Same old. What aloneness does.

I'm feeling dark and morbid after waking up giddy and goofy. It's the normal progression of days. I was supposed to go to Duluth with J, the guy I've been dating for a few weeks. He decided he was not motivated enough for the drive. Instead he came down here with his dog and we did nothing of consequence -- nothing that got us any closer to one another. He left really early. I told myself that's it, it is over. I ate too much. I puffed up and became bloated as shit. I napped and ate more. Still bloated as shit. J started chatting with me online after the nap. I told him that I didn't think the dating thing was working out. He said he agreed. We've now been chatting on and off for about 3-4 hours. I think that we are similarly lonely and dark and hurting and needing of some sort of something. It's sad. And yet, why should we not be friends when we're both in need and we find some sort of comfort in talking with one another? Friends in this world are hard to come by. Or at least that's how it has always been for me.

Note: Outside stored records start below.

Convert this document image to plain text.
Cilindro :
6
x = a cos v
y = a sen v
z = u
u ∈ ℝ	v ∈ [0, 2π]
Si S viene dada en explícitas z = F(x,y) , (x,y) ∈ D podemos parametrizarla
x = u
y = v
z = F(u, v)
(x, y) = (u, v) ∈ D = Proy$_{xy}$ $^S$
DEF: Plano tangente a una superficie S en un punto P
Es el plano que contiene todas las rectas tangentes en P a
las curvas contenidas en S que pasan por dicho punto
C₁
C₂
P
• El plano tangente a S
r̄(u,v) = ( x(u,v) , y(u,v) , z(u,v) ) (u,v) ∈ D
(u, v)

I've been lying in bed now for 6+ hours. It's not healthy. I feel like shit. But these rounds of aloneness and thinking are needed, I guess. I've been re-reading my blogs and thinking about Brian and my life and where it has all gone. It's odd. Sometimes I still think that I will end up back on my deck, laughing and making Brian dance with me, with none of this being real. In a strange bit of sadness, I went back and read Brian's old Facebook posts where he boasted about me and my cooking. There is a comment where I called him "my dear husband." Don't get me wrong, I am over him. I am over that part of my life and enjoying this part, for the most part. But still, sometimes it is difficult. Sometimes I'm not sure who I am or where I fit in or what this life has in store for me. Sometimes I still feel so very responsible. Sometimes I want to fucking scream.